El día 21 de junio de 1802, una temporada de lluvias se abatió sobre el valle de Santo Domingo durante once días con sus noches, tal vez para recordar a los hombres quién es el verdadero Dueño de la tierra. Fue una lluvia regional que abarcó casi todo el noreste del país. Si desde Monclova y Santa rosa, Coahuila, los aguaceros inundaban el territorio, es de comprender que el río Salado tendría una creciente extraordinaria. Las aguas desbordaron el cauce y su franja cubrió una extensión de veinte kilómetros de ancho. La tempestad fue destruyendo todo el caserío de adobe y hasta las más fuertes construcciones fueron cediendo al deslave tras cientos de horas de escurrimientos. Al llegar la invasión de las aguas, los pobladores tuvieron que huir en busca de lomas para salvar la vida; pero, los más débiles y desvalidos, fueron atrapados por la corriente quedando algunos trepados a los mezquites para no perecer ahogados.

Los colonos miraban a lo lejos el rugiente correr de la corriente e impotentes veían a sus familiares y vecinos que, atrapados sobre los árboles, habían dejado de hacer señas demandando auxilio y ahora esperaban resignados a que una nueva oleada los cubriera para entregar a Dios la vida que alguna vez les dispensó. En la colina, los más sensibles lloraban pensando en aquellas vidas por las que ya nada se podía hacer, así como en todo el ganado y enseres que se habían ido con la creciente para dejarlos en la ruina total.

Llegaron los apaches...

Contemplaron toda aquella destrucción y a los blancos llorosos y disminuidos por la tragedia. Miraron a lo lejos a los ancianos, mujeres y niños que sobre los mezquites esperaban silenciosos el momento final. Los atribulados colonos pensaban que lo último que les podía suceder era una embestida apache pues, tras días de humedad y frío, sus armas y ánimo se habían perdido y se sentían indefensos ante los orgullosos guerreros.

Los indios se acercaron al filo del agua y ante el azoro de todos, en silencio se fueron lanzando a la corriente; y a tramos caminando y tramos luchando a brazadas vigorosas, vencieron la distancia y el agitado caudal. Por parejas llegaron a cada árbol donde los ateridos náufragos se aferraban a la vida.
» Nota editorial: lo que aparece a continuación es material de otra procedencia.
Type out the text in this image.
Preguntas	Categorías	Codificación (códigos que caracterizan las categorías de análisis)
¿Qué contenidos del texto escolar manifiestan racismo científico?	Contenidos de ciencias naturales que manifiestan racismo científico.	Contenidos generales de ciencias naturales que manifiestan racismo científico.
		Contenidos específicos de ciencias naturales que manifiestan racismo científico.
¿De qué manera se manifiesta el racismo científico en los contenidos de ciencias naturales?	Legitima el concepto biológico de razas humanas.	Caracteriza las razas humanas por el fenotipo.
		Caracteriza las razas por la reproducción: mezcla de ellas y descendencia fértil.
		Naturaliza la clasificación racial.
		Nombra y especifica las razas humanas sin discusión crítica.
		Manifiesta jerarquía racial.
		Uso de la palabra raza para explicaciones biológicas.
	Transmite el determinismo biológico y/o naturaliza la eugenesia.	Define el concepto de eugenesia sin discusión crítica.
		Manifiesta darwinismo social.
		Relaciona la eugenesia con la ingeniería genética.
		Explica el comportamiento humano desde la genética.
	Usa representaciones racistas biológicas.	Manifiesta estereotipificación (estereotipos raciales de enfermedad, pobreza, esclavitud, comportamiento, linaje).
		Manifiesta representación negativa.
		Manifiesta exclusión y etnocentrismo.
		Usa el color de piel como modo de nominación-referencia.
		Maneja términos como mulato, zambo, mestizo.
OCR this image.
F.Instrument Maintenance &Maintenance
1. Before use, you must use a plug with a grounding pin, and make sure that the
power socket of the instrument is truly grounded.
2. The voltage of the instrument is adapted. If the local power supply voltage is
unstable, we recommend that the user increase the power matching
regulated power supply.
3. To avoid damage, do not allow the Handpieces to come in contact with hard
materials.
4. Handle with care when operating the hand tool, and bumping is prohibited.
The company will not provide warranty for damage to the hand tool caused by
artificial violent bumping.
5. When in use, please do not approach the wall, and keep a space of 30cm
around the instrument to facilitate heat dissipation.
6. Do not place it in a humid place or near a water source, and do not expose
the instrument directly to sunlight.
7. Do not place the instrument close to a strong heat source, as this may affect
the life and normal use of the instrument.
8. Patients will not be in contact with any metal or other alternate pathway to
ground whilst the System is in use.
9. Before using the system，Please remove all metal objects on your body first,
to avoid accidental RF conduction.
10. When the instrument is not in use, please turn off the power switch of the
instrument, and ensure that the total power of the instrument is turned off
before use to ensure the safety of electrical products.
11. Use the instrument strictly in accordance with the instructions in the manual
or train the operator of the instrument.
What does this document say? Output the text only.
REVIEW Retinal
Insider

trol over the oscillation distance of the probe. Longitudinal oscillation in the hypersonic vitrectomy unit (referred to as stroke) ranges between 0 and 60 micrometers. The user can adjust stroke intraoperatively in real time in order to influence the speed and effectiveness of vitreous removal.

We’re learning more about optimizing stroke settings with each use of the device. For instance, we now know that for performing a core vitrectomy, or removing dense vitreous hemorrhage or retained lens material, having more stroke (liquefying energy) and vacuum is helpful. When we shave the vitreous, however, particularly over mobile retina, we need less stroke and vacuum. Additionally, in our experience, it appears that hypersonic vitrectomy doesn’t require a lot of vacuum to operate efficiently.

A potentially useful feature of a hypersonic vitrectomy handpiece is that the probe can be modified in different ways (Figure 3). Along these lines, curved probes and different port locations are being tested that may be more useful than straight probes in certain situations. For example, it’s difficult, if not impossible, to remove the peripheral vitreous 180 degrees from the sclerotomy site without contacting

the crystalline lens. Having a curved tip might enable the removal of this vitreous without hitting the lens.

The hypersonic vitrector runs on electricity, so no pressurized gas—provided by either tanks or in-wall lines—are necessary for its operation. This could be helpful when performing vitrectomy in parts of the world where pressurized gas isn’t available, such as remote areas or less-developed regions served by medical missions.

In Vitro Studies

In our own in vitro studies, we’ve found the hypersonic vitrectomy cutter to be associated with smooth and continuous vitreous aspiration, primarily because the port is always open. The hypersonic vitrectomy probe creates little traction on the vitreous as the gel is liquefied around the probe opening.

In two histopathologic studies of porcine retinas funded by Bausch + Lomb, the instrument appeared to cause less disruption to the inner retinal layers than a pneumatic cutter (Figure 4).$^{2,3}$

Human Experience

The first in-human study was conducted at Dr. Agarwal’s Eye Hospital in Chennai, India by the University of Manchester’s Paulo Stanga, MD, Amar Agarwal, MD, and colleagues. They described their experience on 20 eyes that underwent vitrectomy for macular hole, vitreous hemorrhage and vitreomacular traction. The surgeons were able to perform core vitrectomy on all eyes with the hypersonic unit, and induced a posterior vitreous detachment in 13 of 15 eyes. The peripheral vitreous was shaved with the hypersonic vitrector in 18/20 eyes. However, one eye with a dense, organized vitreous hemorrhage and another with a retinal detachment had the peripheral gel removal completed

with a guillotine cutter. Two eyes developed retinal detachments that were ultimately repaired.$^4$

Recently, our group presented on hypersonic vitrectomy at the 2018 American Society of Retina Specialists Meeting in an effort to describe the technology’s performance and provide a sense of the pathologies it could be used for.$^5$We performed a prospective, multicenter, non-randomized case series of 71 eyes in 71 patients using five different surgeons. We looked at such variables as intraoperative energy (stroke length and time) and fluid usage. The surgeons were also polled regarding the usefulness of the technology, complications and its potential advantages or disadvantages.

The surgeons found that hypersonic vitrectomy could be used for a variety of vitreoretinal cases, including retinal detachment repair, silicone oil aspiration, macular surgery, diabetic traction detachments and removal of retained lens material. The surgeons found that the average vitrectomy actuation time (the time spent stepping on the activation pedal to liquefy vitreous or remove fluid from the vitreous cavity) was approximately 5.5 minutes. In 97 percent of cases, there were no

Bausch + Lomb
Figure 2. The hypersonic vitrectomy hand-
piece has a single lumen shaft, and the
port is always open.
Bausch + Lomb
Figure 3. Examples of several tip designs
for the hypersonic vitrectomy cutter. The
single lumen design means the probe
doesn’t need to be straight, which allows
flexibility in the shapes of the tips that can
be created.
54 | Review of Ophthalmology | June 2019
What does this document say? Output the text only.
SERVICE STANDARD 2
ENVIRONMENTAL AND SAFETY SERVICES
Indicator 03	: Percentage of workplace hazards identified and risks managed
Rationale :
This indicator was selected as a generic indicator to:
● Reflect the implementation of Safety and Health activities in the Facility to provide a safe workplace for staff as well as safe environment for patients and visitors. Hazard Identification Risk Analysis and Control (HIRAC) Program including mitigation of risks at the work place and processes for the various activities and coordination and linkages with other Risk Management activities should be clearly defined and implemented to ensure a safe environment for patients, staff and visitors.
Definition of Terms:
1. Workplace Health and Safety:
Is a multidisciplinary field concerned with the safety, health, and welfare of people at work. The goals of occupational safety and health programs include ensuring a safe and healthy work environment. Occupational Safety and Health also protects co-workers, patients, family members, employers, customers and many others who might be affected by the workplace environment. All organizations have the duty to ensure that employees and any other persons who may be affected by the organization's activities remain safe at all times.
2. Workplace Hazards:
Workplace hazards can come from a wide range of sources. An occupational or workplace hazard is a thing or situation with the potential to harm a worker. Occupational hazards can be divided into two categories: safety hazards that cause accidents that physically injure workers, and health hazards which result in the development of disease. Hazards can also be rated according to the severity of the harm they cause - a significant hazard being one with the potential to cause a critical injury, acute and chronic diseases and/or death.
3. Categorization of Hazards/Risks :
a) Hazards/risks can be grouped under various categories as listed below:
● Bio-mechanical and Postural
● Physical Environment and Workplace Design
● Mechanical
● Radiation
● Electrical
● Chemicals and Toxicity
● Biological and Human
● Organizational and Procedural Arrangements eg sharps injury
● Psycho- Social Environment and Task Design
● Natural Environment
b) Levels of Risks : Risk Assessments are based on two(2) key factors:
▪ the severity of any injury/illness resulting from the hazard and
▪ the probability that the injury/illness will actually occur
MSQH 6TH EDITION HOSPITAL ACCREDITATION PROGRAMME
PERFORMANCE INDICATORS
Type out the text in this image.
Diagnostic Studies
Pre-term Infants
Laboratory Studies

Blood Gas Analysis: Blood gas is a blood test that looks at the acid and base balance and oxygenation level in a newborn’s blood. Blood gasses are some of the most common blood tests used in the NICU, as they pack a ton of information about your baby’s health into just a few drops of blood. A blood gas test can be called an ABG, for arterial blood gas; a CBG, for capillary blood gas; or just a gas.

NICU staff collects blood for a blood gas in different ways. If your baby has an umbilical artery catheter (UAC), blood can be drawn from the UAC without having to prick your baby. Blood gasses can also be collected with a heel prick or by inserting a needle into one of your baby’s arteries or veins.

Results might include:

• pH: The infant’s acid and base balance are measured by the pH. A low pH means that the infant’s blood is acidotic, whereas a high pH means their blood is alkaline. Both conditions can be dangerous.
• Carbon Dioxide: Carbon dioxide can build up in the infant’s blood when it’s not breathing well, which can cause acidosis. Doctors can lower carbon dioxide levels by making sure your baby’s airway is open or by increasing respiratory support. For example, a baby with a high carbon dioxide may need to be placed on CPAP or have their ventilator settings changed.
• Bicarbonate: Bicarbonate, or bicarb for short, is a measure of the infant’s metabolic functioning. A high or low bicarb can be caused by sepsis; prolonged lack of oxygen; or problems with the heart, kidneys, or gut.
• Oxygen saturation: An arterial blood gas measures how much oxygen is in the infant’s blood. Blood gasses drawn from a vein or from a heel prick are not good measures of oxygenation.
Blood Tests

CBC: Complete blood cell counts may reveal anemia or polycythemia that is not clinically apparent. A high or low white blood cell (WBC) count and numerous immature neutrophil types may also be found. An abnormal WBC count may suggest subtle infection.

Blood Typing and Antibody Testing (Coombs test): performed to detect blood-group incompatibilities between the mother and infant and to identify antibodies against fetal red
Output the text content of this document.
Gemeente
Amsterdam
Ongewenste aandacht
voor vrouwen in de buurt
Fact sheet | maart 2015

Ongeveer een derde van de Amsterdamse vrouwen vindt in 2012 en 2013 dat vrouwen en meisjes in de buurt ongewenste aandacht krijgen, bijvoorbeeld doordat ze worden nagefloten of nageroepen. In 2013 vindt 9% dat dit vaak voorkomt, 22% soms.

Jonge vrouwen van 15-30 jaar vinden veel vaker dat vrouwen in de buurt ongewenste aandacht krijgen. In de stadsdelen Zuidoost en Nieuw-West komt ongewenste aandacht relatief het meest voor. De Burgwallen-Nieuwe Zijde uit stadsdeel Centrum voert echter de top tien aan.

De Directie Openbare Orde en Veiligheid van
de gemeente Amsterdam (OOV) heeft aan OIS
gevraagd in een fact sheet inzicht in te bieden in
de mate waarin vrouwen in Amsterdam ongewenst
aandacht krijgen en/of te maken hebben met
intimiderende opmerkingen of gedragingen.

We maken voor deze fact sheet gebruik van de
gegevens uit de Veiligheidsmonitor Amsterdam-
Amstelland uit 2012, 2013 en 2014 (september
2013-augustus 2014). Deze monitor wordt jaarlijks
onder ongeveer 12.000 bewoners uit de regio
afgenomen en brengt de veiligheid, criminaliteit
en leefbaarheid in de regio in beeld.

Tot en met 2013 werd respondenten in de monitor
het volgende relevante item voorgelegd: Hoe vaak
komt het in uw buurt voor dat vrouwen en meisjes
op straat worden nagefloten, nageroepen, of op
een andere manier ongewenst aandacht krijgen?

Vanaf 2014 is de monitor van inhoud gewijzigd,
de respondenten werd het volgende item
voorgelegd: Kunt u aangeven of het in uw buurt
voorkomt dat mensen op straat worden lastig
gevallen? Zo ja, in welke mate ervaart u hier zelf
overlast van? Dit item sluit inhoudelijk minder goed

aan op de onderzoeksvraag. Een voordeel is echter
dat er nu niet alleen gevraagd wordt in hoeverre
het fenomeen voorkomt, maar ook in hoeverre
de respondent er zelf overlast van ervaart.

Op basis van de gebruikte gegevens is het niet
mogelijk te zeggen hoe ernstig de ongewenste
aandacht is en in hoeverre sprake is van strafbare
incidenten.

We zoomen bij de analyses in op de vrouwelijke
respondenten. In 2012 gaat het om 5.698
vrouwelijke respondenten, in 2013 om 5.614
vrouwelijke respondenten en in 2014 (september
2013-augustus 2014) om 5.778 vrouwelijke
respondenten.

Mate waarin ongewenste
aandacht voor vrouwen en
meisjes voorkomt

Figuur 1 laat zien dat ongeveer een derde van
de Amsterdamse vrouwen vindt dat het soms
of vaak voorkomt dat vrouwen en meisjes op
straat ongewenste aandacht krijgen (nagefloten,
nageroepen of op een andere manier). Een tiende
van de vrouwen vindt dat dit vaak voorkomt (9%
Tras tomar a cada uno, remontaron las aguas de regreso, nadando con gran habilidad en el salvamento, hasta llegar a la orilla cargando en brazos aquellas vidas arrebatadas de las garras de La Muerte; dando una demostración de nobleza y calidad humana, que rara vez les a sido reconocida por la historia del hombre “blanco".

Las lluvias cesaron dejando desolación y ruinas en lo que pudo haber sido un próspero poblado. Los colonos, sin ayuda del Gobierno, ya no podrían volver a empezar y regresaron a sus pueblos tras casi cuatro años de esfuerzo inútil. Las tierras en disputa quedaron otra vez abandonadas.

Para los apaches, hubo un momentáneo agradecimiento por salvar doce vidas en riesgo de la propia; pero bien pronto la ingratitud y la soberbia volvieron a tomar su lugar y el indio tuvo que continuar eternamente perseguido, huyendo y luchando en retirada por que toda la tierra que pisara ya tenía un dueño. Si aguantaba el maltrato, era un indio bruto; si respondía airado, era un bárbaro salvaje al que había que exterminar por ser una amenaza. Y así vagó por siempre hasta ser completamente borrado de la faz de esta tierra donde jamás se le quiso dar un rincón bajo el sol.

Hoy, Azanza es sólo un conjunto de montículos de tierra donde a duras penas se adivina que alguna vez fue un poblado. Las tierras siguen ahora tan solas como entonces y sólo el venado y el jabalí comparten el espacio que alguna vez le fue negado al hombre. A veces, encontramos alguna punta de flecha que quedó por ahí como único vestigio del indio peregrino, y suspiramos por un tiempo de intolerancia y avaricia que acabó con todo un sector de la humanidad en el nombre de una religión y civilización que benefició solo al conquistador.

Y algunas noches, ejidatarios y rancheros que van de paso, ven a lo lejos un conjunto de luces pequeñas y hasta llega con el viento el vocerío de gente que conversa y sonríe al futuro. Nadie acude a ese llamado... Saben muy bien que La Azanza es hoy un pueblo fantasma que quedó en un trágico intento y sólo los muertos están ahí, olvidados y perdidos en un panteón del que ya ni huella existe porque el polvo de los siglos fue cubriendo todo de olvido.